Legacy of the Void to w zasadzie najważniejszy moment dla StarCrafta II, od bardzo dawna, w zasadzie nawet premiera poprzedniego dodatku nie była aż tak bogata w nowe elementy oraz generalny powiew świeżości. Gra zdecydowanie odżyła, coraz bardziej wspierane są umiejętności, aniżeli idealne odwzorowywanie buildów. Rozgrywka znacząco przyspieszyła, stała się o wiele bardziej emocjonalna oraz ekscytująca dla widzów. Blizzard wykonał naprawdę mnóstwo istotnej pracy, która w pewien sposób zmieniła wiele elementów klasycznych dla całej serii. Fani nie zlinczowali twórców, lecz zrozumieli potrzebę odświeżenia skostniałej już tradycji. W zasadzie gracze musieli podobnie jak i Protosi stanowczo zmienić swoje podejście oraz sposób postrzegania nie tylko teraźniejszości, ale i przyszłości…

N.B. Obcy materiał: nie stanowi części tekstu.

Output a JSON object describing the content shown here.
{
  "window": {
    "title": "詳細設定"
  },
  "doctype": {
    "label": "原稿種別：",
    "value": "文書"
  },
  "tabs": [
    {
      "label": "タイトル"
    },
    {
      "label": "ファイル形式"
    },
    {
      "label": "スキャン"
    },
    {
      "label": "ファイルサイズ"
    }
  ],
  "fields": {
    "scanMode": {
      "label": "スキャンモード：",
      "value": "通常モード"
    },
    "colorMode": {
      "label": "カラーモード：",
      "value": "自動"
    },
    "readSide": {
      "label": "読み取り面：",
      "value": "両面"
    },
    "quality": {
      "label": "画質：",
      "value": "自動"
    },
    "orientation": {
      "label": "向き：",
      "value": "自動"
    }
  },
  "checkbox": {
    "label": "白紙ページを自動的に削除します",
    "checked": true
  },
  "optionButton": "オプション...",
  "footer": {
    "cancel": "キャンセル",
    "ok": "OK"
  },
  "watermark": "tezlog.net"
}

Twórcy w bardzo umiejętny sposób, wykorzystując swoje olbrzymie doświadczenie, w eleganckim stylu ulepszyli swoją flagową esportową produkcję. To udowadnia jak dobrą pracę wykonało studio. W końcu taki Overwatch, pomimo olbrzymiej popularności, nie może liczyć się chociażby na takim turnieju jak wielkie finały Intel Extreme Masters. StarCraft II to już nie tylko historia, ale także nowoczesna i bardzo przyjemna rozgrywka, która nie będzie odrzucać od początku nowych graczy.
Najważniejsze jednak jest to, że po raz kolejny gracze z całego świata (a nie tylko Koreii) mogą ekscytować się rywalizacją o nagrody na najwyższym światowym poziomie. Nawet tacy niedzielni gracze jak ja, rywalizujący jedynie z SI, mogą czerpać naprawdę wiele radości z grania oraz eksperymentowania z całą paletą możliwości budowania swojej armii oraz zarządzania zasobami. To wciąż najlepsza strategia czasu rzeczywistego, jaką w swojej długiej historii stworzył Blizzard.
Nie mam podstawki ani dodatku ale oczekuję tego. Bardzo lubię Protosów.